La « neutralité » de la BCE est mise à mal par cette situation qui est, ni plus ni moins, celle d’un conflit d’intérêt.
Et l’indépendance dont jouit la BCE grâce à ses statuts la rend imperméable à la démocratie. De nombreuses fois depuis le début de la crise, tout particulièrement dans le cadre de sa participation à la Troïka, la BCE a conduit des actions en dehors du mandat qui lui est confié. Or aucun réel contrôle démocratique n’est venu examiner ces actions. Le Parlement européen est limité, dans ses relations à l’institution de Mario Draghi, à un « dialogue monétaire » qui prend la forme d’un simple échange de vues…
Il est à la fois anormal et dangereux que ceux qui prennent des décisions si lourdes de conséquences pour des pays parfois exsangues, et pour la zone euro dans son ensemble, soient exonérés de toute responsabilité devant les citoyens européens. La plus réduite et la plus légitime des responsabilités serait de rendre des comptes.
Or le rapport annuel de la BCE, qui nous a été présenté en commission des Affaires économiques et monétaires, ne fait pas la moindre allusion à sa participation à la Troïka et aux « programmes d’assistance » (en Irlande, en Espagne, au Portugal et en Grèce). Plus troublant encore, son vice-président estime que l’institution, qui travaille en liaison avec Commission européenne dans ces programmes, n’est pas juridiquement responsable. Selon lui, c’est la Commission et elle seule qui devrait être tenue pour responsable de l’ensemble des programmes.
Cette réponse est en totale contradiction avec les statuts de la Banque centrale européenne, et constitue la meilleure preuve que ceux-ci sont devenus obsolètes dans la situation actuelle. Elle fait aussi porter la responsabilité sur une institution – la Commission – qui est elle-même exempt de tout contrôle démocratique et de toute responsabilité devant les citoyens ou leurs représentants.
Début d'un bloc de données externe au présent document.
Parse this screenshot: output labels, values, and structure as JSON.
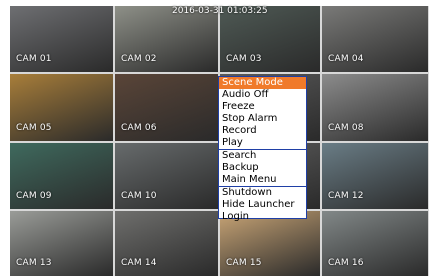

Je ne me contente pas d’une telle réponse qui vise, une fois de plus, à noyer les exigences légitimes de comptes, sans lesquels aucun citoyen ne peut consentir librement aux politiques menées. Et c’est la raison pour laquelle j’ai posé à la Commission une question écrite que vous pouvez retrouver ici :
« Le 20 avril 2015, le vice-président de la BCE, M. Constâncio, présentait à la commission des Affaires économiques et monétaires (ECON) du Parlement européen le rapport annuel pour 2014 de son institution.
Commme l’a souligné une de mes collègues, il n’est ni légitime ni acceptable que ce rapport soit dépourvu de toute mention concernant la participation de la BCE au sein de la Troïka, et que celle-ci s’exonère de rendre des comptes sur la portée, la nature et les conséquences de son action dans ces « programmes d’assistance » au Portugal et en Grèce.
M. Constâncio soutient que cette lacune est justifiée, attendu que la BCE travaillait « en liaison » avec la Commission – comme le prévoient en effet le traité instituant le Mécanisme européen de stabilité et le règlement n°472/UE.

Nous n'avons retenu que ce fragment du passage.